Captura de pantalla 2016-04-16 a las 10.46.43 a.m.À mesure que le mouvement ATPC se propageait à travers le Kenya, en particulier dans la région côtière, les communautés restaient à l’avant-garde de l’action. Ce n’est qu’ainsi que les choses fonctionnent. Des agents communautaires passionnés comme Kingi, Mbith et Mwambaka, qui effectuaient inlassablement un suivi des activités au quotidien, ont été l’étincelle qui a démarré le processus. Mais ils savaient que pour atteindre l’objectif d’assainissement total, la communauté devait véritablement adhérer à l’idée . En expliquant pourquoi l’objectif « Zéro défécation en plein air » était nécessaire, ils t fournissaient l’élément déclencheur. Mais une fois que le moteur s’était mis en marche avec la communauté aux commandes, leur travail était désormais restreint au suivi.

Le suivi est essentiel lorsqu’un village engagé vise l’objectif « Zéro défécation en plein air ». C’est une leçon que les pratiquants de l’ATPC dans les comtés de Kwale et Kilifi ont apprise à leurs dépens. Au début, ils pensaient que le simple fait qu’un village soit poussé à l’action lui conférait automatiquement le statut de « Zéro défécation en plein air ». Avec le temps, l’importance du suivi, et notamment les comités de suivi, a été reconnue. Les employés des ONG ont conçu des outils de suivi que les comités pourraient utiliser pour évaluer les progrès et identifier les ménages qui requièrent une attention particulière.

Grâce à ce processus, les ménages dirigées par les femmes et ceux avec des personnes très âgées ou des personnes vivant avec un handicap ont été identifiés.
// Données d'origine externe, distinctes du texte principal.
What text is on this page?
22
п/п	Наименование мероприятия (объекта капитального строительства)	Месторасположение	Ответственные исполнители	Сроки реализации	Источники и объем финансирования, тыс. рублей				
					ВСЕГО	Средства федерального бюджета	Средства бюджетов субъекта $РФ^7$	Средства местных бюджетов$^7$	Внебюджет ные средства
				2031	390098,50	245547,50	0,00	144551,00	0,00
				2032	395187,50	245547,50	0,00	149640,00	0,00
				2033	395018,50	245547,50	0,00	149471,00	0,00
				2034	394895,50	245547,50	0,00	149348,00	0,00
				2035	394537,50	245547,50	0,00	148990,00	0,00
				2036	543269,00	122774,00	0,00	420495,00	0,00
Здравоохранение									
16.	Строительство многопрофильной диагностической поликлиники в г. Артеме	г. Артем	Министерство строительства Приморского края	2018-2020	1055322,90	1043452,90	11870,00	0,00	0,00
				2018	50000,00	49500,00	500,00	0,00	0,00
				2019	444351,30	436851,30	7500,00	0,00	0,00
Dans de nombreux endroits, les comités de suivi ont mobilisé les jeunes pour qu’ils participent à la construction des toilettes pour les ménages abritant des personnes à faible mobilité. Pour les ménages qui n’avaient pas les moyens d’acheter des matériaux de construction, le comité a contacté des autorités forestières avec les données montrant le progrès pour montrer que ces quelques ménages avaient besoin d’un soutien spécial pour accéder à des matériaux de construction comme le bois. Les succès qu’ils ont engrangés dans cette entreprise sont tout simplement incroyables. Jamais auparavant ce corps du gouvernement n’avait accordé de permission à quiconque pour avoir accès au bois. Voilà le résultat obtenu lorsque des données sont confiées à des membres dynamiques de la communauté!

Une fois qu’un village obtenait le statut de « Zéro défécation en plein air », les résidents, pour manifester leur joie au regard de ce qu’il avait accompli, érigeaient des panneaux afin de brandir leur réalisation aux yeux du monde entier et de faire comprendre aux visiteurs que la défécation en plein air n’est plus tolérée sur leur territoire.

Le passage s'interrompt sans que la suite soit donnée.